MASSACRE À LA TRONÇONNEUSE : L'OLYMPIQUE BDC A TRANSFORMÉ GEOUFFY FC EN PÂTÉE POUR CHATS
Quel spectacle, ou plutôt quel chemin de croix pour les pauvres spectateurs ayant fait le déplacement pour voir le Geouffy FC ! Si vous cherchiez du suspense, il fallait changer de chaîne dès la 12ème minute, moment où l'Olympique BDC a commencé son échauffement grandeur nature. Pendant une mi-temps entière, les hommes de l'Olympique BDC ont multiplié les tirs, cherchant désespérément à régler la mire avec une maladresse presque touchante. Mais une fois le verrou sauté à la 48ème minute, le barrage a cédé et le tsunami bleu a tout emporté sur son passage. Un 7-1 qui ressemble davantage à un score de tennis sur terre battue qu'à une rencontre de football professionnel. 🎾
Côté Geouffy FC, le bilan est aussi vide que le coffre-fort de leurs idées tactiques. Une seule frappe cadrée, un but sauvé de l'humiliation totale, et deux fautes désespérées, dont une sanctionnée d'un carton jaune bien mérité à la 71ème minute pour avoir tenté d'arrêter un attaquant adverse avec les yeux. Pendant ce temps, l'Olympique BDC a déroulé un football total, transformant les corners en séances de tirs au but tant la défense adverse semblait composée de plots de signalisation. Le point noir reste cette blessure frustrante à la 85ème minute : le seul moment où les joueurs du Geouffy FC ont été physiquement présents sur le terrain, c'était pour envoyer un joueur de l'Olympique BDC à l'infirmerie.
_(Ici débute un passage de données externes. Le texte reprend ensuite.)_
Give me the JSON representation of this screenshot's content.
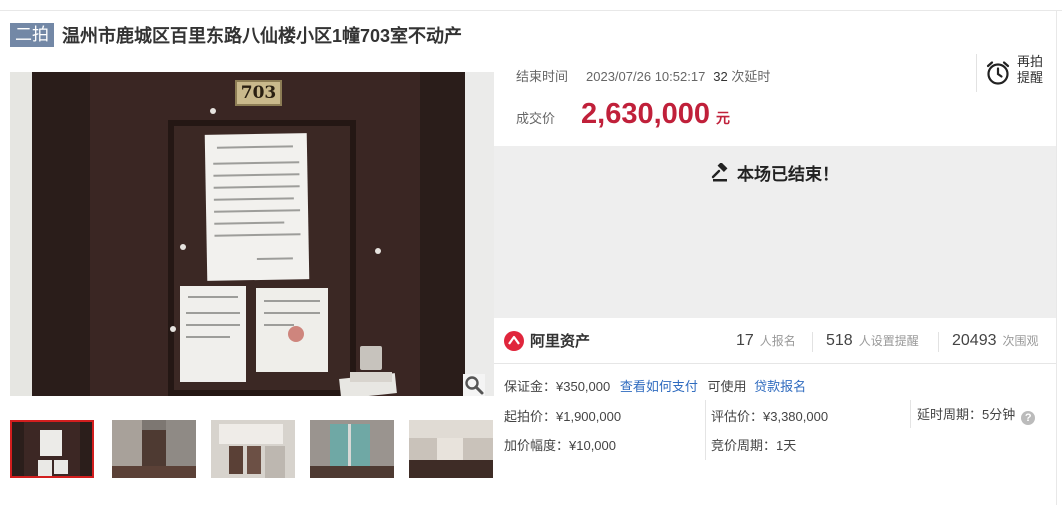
{
  "header": {
    "tag": "二拍",
    "title": "温州市鹿城区百里东路八仙楼小区1幢703室不动产"
  },
  "gallery": {
    "door_number": "703",
    "zoom_icon": "magnifier-icon",
    "thumbnails": [
      "门牌公告",
      "客厅",
      "厨房",
      "阳台",
      "卧室"
    ],
    "active_index": 0
  },
  "auction": {
    "end_label": "结束时间",
    "end_time": "2023/07/26 10:52:17",
    "delay_count": "32",
    "delay_label": "次延时",
    "deal_label": "成交价",
    "deal_price": "2,630,000",
    "deal_unit": "元",
    "remind_line1": "再拍",
    "remind_line2": "提醒",
    "remind_icon": "alarm-clock-icon",
    "ended_text": "本场已结束！",
    "ended_icon": "gavel-icon"
  },
  "stats": {
    "platform": "阿里资产",
    "signup_count": "17",
    "signup_label": "人报名",
    "remind_count": "518",
    "remind_label": "人设置提醒",
    "watch_count": "20493",
    "watch_label": "次围观"
  },
  "details": {
    "deposit": "保证金：¥350,000",
    "how_to_pay": "查看如何支付",
    "can_use": "可使用",
    "loan_signup": "贷款报名",
    "start_price": "起拍价：¥1,900,000",
    "assess_price": "评估价：¥3,380,000",
    "delay_period": "延时周期：5分钟",
    "increment": "加价幅度：¥10,000",
    "bid_period": "竞价周期：1天"
  },
  "colors": {
    "accent_red": "#c0203a",
    "tag_bg": "#7388a6",
    "link": "#2f6bbf"
  }
}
Une élégance rare. 🤡
Au coup de sifflet final, le constat est sans appel : l'Olympique BDC a survolé les débats avec une domination outrageuse (12 tirs cadrés contre 1 seul pour l'adversaire), prouvant qu'ils jouent dans une autre galaxie. Le Geouffy FC, quant à lui, ferait bien de retourner s'entraîner sur un terrain de pétanque avant d'espérer fouler à nouveau une pelouse de championnat. Entre les corners transformés en centres d'entraînement et cette défense en carton, on a assisté à une parodie de match qui restera dans les annales pour sa violence symbolique. Une véritable correction qui laissera des traces indélébiles dans les vestiaires des visiteurs.